CEBU CITY, Cebu, Philippines — They better be vaccinated when the City Hall “Santa Claus’’ comes to town.
Acting Mayor Michael Rama wants to play Santa to more than 5,000 city government employees, but there’s a catch: They all have to get inoculated against COVID-19 before they can receive a P20,000 Christmas bonus each.
As in Christmases past, the city government has set aside a sizable amount for the bonus of regular and casual employees in December this year. But Rama said the P100-million fund will be released only if all the employees are vaccinated against COVID-19.
“Giving bonuses is a prerogative of the city government. We may grant it or not,” he said after last Monday’s flag-raising ceremony at City Hall. “I am very serious. I won’t release the bonus until all city employees will be vaccinated.”
Job order employees are not entitled to a bonus, but will receive a “gratuity pay” of P3,000 each.
The idea, Rama said, was to incentivize the city’s mass inoculation program to achieve herd immunity.
As of Monday, at least 297,101 people in the city have been fully vaccinated, less than half of the minimum 700,000 targeted by the local government.
“All City Hall workers should be vaccinated because we should set a good example, being government employees,” said Rama, who now serves as acting mayor while Mayor Edgardo Labella is on sick leave.
Councilor Joel Garganera, head of the city’s Emergency Operations Center (EOC), agreed with Rama.
“We have to remember that the city government of Cebu is the first LGU (local government unit) to say that if you are not fully vaccinated then you cannot enter restaurants and bars,” he said.
“What will be our moral ascendancy if our workers, our employees in the city government are not vaccinated? [Even] restaurants and bars require their employees, staff members, and their service crew to get vaccinated against COVID-19,” he added.
Raffle prizes, too
Officials have yet to determine how many of the more than 5,000 employees have not received a COVID-19 shot, City Administrator Floro Casas said on Tuesday.
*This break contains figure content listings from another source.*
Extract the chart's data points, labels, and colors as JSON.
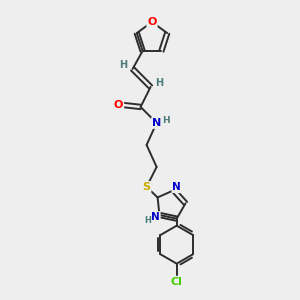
{
  "bg_color": "#eeeeee",
  "bond_color": "#2d2d2d",
  "atom_colors": {
    "O": "#ff0000",
    "N": "#0000cd",
    "S": "#ccaa00",
    "Cl": "#44cc00",
    "C": "#2d2d2d",
    "H": "#4a7a7a"
  },
  "font_size": 8,
  "lw": 1.4
}
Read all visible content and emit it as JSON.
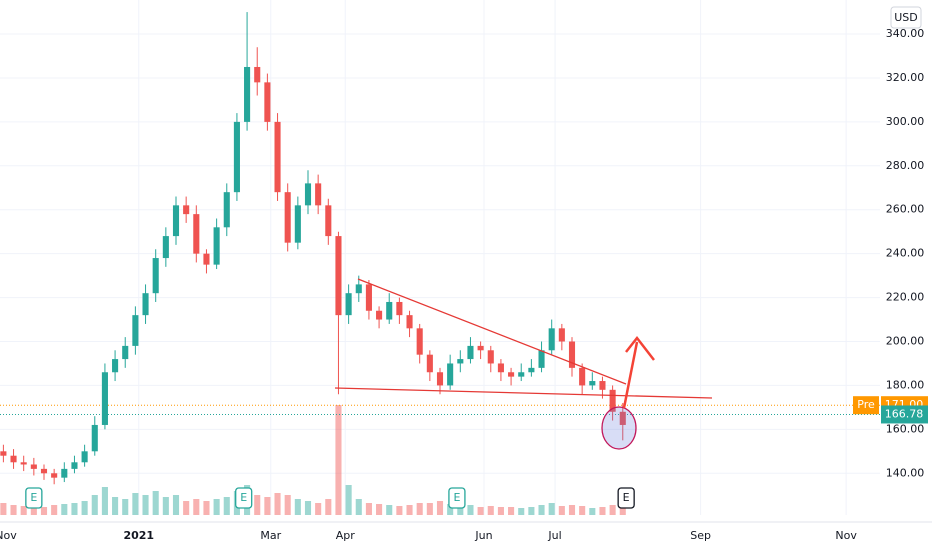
{
  "chart_data": {
    "type": "candlestick",
    "currency": "USD",
    "x": [
      -40,
      -37,
      -34,
      -31,
      -28,
      -25,
      -22,
      -19,
      -16,
      -13,
      -10,
      -7,
      -4,
      -1,
      2,
      5,
      8,
      11,
      14,
      17,
      20,
      23,
      26,
      29,
      32,
      35,
      38,
      41,
      44,
      47,
      50,
      53,
      56,
      59,
      62,
      65,
      68,
      71,
      74,
      77,
      80,
      83,
      86,
      89,
      92,
      95,
      98,
      101,
      104,
      107,
      110,
      113,
      116,
      119,
      122,
      125,
      128,
      131,
      134,
      137,
      140,
      143
    ],
    "open": [
      150,
      148,
      145,
      144,
      142,
      140,
      138,
      142,
      145,
      150,
      162,
      186,
      192,
      198,
      212,
      222,
      238,
      248,
      262,
      258,
      240,
      235,
      252,
      268,
      300,
      325,
      318,
      300,
      268,
      245,
      262,
      272,
      262,
      248,
      212,
      222,
      226,
      214,
      210,
      218,
      212,
      206,
      194,
      186,
      180,
      190,
      192,
      198,
      196,
      190,
      186,
      184,
      186,
      188,
      196,
      206,
      200,
      188,
      180,
      182,
      178,
      168
    ],
    "high": [
      153,
      151,
      148,
      147,
      144,
      142,
      145,
      148,
      153,
      166,
      190,
      196,
      202,
      216,
      226,
      242,
      252,
      266,
      266,
      262,
      242,
      256,
      272,
      304,
      350,
      334,
      322,
      304,
      272,
      266,
      278,
      276,
      265,
      250,
      226,
      230,
      228,
      216,
      222,
      220,
      214,
      208,
      196,
      188,
      194,
      196,
      202,
      200,
      198,
      192,
      188,
      190,
      192,
      200,
      210,
      208,
      202,
      190,
      186,
      184,
      180,
      172
    ],
    "low": [
      145,
      142,
      141,
      139,
      137,
      135,
      136,
      140,
      143,
      148,
      160,
      182,
      188,
      194,
      208,
      218,
      234,
      244,
      254,
      236,
      231,
      233,
      248,
      264,
      296,
      312,
      296,
      264,
      241,
      242,
      258,
      258,
      244,
      176,
      208,
      218,
      210,
      206,
      208,
      208,
      202,
      190,
      182,
      176,
      178,
      186,
      190,
      192,
      186,
      182,
      180,
      182,
      184,
      186,
      194,
      196,
      184,
      176,
      178,
      174,
      164,
      155
    ],
    "close": [
      148,
      145,
      144,
      142,
      140,
      138,
      142,
      145,
      150,
      162,
      186,
      192,
      198,
      212,
      222,
      238,
      248,
      262,
      258,
      240,
      235,
      252,
      268,
      300,
      325,
      318,
      300,
      268,
      245,
      262,
      272,
      262,
      248,
      212,
      222,
      226,
      214,
      210,
      218,
      212,
      206,
      194,
      186,
      180,
      190,
      192,
      198,
      196,
      190,
      186,
      184,
      186,
      188,
      196,
      206,
      200,
      188,
      180,
      182,
      178,
      168,
      162
    ],
    "volume": [
      12,
      10,
      9,
      9,
      8,
      10,
      11,
      12,
      14,
      20,
      28,
      18,
      16,
      22,
      20,
      24,
      18,
      20,
      14,
      16,
      14,
      16,
      18,
      24,
      30,
      20,
      18,
      22,
      20,
      16,
      14,
      12,
      16,
      110,
      30,
      16,
      12,
      11,
      10,
      9,
      10,
      12,
      12,
      14,
      11,
      9,
      10,
      8,
      9,
      8,
      8,
      7,
      8,
      10,
      12,
      9,
      10,
      9,
      7,
      8,
      10,
      12
    ],
    "up_color": "#26a69a",
    "down_color": "#ef5350",
    "xlim": [
      -41,
      219
    ],
    "xticks": [
      {
        "value": -42,
        "label": "Nov"
      },
      {
        "value": 0,
        "label": "2021"
      },
      {
        "value": 39,
        "label": "Mar"
      },
      {
        "value": 61,
        "label": "Apr"
      },
      {
        "value": 102,
        "label": "Jun"
      },
      {
        "value": 123,
        "label": "Jul"
      },
      {
        "value": 166,
        "label": "Sep"
      },
      {
        "value": 209,
        "label": "Nov"
      }
    ],
    "ylim": [
      121,
      355.5
    ],
    "yticks": [
      {
        "value": 140,
        "label": "140.00"
      },
      {
        "value": 160,
        "label": "160.00"
      },
      {
        "value": 180,
        "label": "180.00"
      },
      {
        "value": 200,
        "label": "200.00"
      },
      {
        "value": 220,
        "label": "220.00"
      },
      {
        "value": 240,
        "label": "240.00"
      },
      {
        "value": 260,
        "label": "260.00"
      },
      {
        "value": 280,
        "label": "280.00"
      },
      {
        "value": 300,
        "label": "300.00"
      },
      {
        "value": 320,
        "label": "320.00"
      },
      {
        "value": 340,
        "label": "340.00"
      }
    ],
    "grid": true,
    "price_lines": [
      {
        "name": "Pre",
        "value": 171,
        "value_label": "171.00",
        "color": "#ff9800"
      },
      {
        "value": 166.78,
        "color": "#26a69a"
      }
    ],
    "events": [
      {
        "x": -31,
        "label": "E"
      },
      {
        "x": 31,
        "label": "E"
      },
      {
        "x": 94,
        "label": "E"
      },
      {
        "x": 144,
        "label": "E"
      }
    ]
  }
}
In Cebu City, only fully vaccinated persons are allowed to dine indoors at restaurants and enter shops offering personal care services.
This year they are also eligible to join a raffle organized by City Hall in partnership with the Ramon Aboitiz Foundation Inc. The prizes include a house and lot, a brand-new car, P100,000 worth of gift certificates for a hotel accommodation, P100,000 worth of scholarships, and P100,000 worth of groceries.
Some government officials have been toying with the idea of making vaccination mandatory to achieve herd immunity.
Secretary Carlito Galvez Jr., chief implementer of the National Task Force Against COVID-19, had broached the idea of enforcing this requirement through an executive order from the President.
“One of the ways we can do this (achieve immunity) is to make it mandatory,” Health Undersecretary Maria Rosario Vergeire said on Friday last week.
The government has set a three-day national vaccination drive beginning Nov. 29 to reach its target of inoculating at least 50 million Filipinos by the end of the year.